The wife and I was just talking the other day, and we tried to count up how many countries England and later Britain has warred with,

Japan
Norway Viking times
Denmark
Holland
France
Spain
Italy
the Balkan countries
Greece
Turkey
Arabs
and the Isrealis (pre 1948)
Egypt
warred in the Sudan
and south Africa
and most colonies in Africa
India
China
Russia
Germany
Austria
Romania
Argentina
USA
and in Canada
and in Australia
and in New Zealand
Iraq
Afghanistan
Ireland
Wales and Scotland
there will more I am sure but this list will be an example of cultural Britain,

so when Scholar states we brought culture we also brought slavery and War, I think we are probably the most war like nation in the World judging by that list, jmb
SRD

[*] posted on 15-2-2008 at 21:20
Quote:
Originally posted by scholar
Steyn talks about what a wonderful influence that Great Britain has been on the world--its cultural/language influence, its parlimentary structure, its common law. He admires Britain for resisting both fascism and communism. Even on the part of the interview that touches on the Archbishop of Canterbury's remarks, he praises the Anglican church in Nigeria as an example of a thriving, healthy church.

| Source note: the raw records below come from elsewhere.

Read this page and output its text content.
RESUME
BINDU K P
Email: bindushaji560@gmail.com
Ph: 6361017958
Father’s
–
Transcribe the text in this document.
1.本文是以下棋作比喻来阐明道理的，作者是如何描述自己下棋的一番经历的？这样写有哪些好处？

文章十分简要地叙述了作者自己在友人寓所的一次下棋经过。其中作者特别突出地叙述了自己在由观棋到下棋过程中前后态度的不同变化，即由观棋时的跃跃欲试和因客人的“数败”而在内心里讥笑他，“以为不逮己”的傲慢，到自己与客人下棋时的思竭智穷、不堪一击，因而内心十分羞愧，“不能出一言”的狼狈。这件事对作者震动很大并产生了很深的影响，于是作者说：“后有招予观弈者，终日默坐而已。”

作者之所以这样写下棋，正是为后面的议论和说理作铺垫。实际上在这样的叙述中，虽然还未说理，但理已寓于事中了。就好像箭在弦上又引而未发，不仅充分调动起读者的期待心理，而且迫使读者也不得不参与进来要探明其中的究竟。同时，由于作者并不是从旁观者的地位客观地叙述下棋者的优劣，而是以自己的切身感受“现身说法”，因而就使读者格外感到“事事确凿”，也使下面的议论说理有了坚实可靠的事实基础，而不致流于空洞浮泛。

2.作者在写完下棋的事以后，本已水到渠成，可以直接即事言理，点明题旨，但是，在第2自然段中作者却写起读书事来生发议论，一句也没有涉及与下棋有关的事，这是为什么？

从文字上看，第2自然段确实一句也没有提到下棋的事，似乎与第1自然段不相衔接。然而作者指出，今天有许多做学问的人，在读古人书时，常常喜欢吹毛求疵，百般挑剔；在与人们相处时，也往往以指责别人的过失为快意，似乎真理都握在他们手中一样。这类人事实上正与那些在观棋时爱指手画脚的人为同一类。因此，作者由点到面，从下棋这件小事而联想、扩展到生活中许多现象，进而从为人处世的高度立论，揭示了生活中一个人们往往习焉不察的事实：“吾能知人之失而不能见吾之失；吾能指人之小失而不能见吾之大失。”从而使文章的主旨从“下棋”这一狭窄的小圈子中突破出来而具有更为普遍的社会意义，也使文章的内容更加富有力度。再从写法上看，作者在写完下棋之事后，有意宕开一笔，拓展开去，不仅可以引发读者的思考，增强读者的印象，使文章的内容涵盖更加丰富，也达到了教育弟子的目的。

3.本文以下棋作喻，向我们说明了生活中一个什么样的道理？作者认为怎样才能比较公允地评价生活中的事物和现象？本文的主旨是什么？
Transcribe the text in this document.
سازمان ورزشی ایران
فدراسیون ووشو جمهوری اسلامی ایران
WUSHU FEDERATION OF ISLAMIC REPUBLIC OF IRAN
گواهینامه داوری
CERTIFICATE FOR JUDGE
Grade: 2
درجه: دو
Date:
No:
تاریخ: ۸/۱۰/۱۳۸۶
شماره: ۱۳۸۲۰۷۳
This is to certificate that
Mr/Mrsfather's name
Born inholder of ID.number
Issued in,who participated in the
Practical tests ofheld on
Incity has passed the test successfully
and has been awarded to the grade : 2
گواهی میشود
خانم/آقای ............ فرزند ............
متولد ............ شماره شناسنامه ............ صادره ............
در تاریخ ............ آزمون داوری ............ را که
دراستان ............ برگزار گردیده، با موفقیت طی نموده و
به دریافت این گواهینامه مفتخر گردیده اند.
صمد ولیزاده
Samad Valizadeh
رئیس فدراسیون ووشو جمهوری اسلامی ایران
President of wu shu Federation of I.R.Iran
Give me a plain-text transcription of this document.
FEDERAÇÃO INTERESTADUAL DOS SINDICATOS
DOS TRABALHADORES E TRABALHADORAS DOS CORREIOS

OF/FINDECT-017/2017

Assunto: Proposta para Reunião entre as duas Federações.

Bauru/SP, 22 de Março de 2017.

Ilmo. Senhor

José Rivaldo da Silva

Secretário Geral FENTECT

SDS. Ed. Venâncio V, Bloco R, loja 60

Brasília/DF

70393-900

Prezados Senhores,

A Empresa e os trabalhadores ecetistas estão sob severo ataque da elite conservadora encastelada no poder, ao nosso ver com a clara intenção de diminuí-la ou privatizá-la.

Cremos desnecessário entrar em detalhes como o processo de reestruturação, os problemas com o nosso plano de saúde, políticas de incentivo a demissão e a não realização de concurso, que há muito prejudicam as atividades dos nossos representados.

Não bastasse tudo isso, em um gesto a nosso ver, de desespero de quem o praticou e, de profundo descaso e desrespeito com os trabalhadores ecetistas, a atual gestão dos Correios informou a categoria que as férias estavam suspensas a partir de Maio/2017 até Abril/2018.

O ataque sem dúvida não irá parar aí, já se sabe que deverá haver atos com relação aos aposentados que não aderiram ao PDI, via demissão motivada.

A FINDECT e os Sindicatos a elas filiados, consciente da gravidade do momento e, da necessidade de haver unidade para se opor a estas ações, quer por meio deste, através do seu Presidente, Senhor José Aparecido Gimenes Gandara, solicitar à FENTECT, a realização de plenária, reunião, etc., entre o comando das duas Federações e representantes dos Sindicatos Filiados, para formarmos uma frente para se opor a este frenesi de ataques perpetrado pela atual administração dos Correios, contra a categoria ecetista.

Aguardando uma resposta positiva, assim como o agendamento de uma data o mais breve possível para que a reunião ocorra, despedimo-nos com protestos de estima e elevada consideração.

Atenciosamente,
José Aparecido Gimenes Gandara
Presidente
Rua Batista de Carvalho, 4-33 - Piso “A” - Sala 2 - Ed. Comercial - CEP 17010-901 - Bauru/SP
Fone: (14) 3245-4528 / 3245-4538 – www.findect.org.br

"There are more Anglicans at Church in Nigeria every Sunday morning than there are in the U.S. and Canada and Britain combined.":o
Ah, but who's funding them?
scholar

[*] posted on 15-2-2008 at 20:37
Steyn talks about what a wonderful influence that Great Britain has been on the world--its cultural/language influence, its parlimentary structure, its common law. He admires Britain for resisting both fascism and communism. Even on the part of the interview that touches on the Archbishop of Canterbury's remarks, he praises the Anglican church in Nigeria as an example of a thriving, healthy church.

"There are more Anglicans at Church in Nigeria every Sunday morning than there are in the U.S. and Canada and Britain combined.":o
janet

[*] posted on 15-2-2008 at 18:18
About the Archbishop's comments, scholar. Never mind.
scholar

[*] posted on 15-2-2008 at 17:13
Quote:
Originally posted by janet
Why is this in a new thread rather than the already existing one on this subject?
I didn't know there was already a thread about the Hewitt's interview with Steyn. Since it happened just yesterday, I thought I was the first to post about it.:)
janet

[*] posted on 15-2-2008 at 17:00
Why is this in a new thread rather than the already existing one on this subject?
scholar

[*] posted on 15-2-2008 at 16:12
Mark Steyn thinks the Anglican bishop is badly mistaken in his Sharia comments.
He thinks the Anglican Church in Nigeria has a much better understanding of the dangerous nature of Sharia.

What do you think of his remarks? (Note: the early part of the interview by Hugh Hewitt is on another topic.)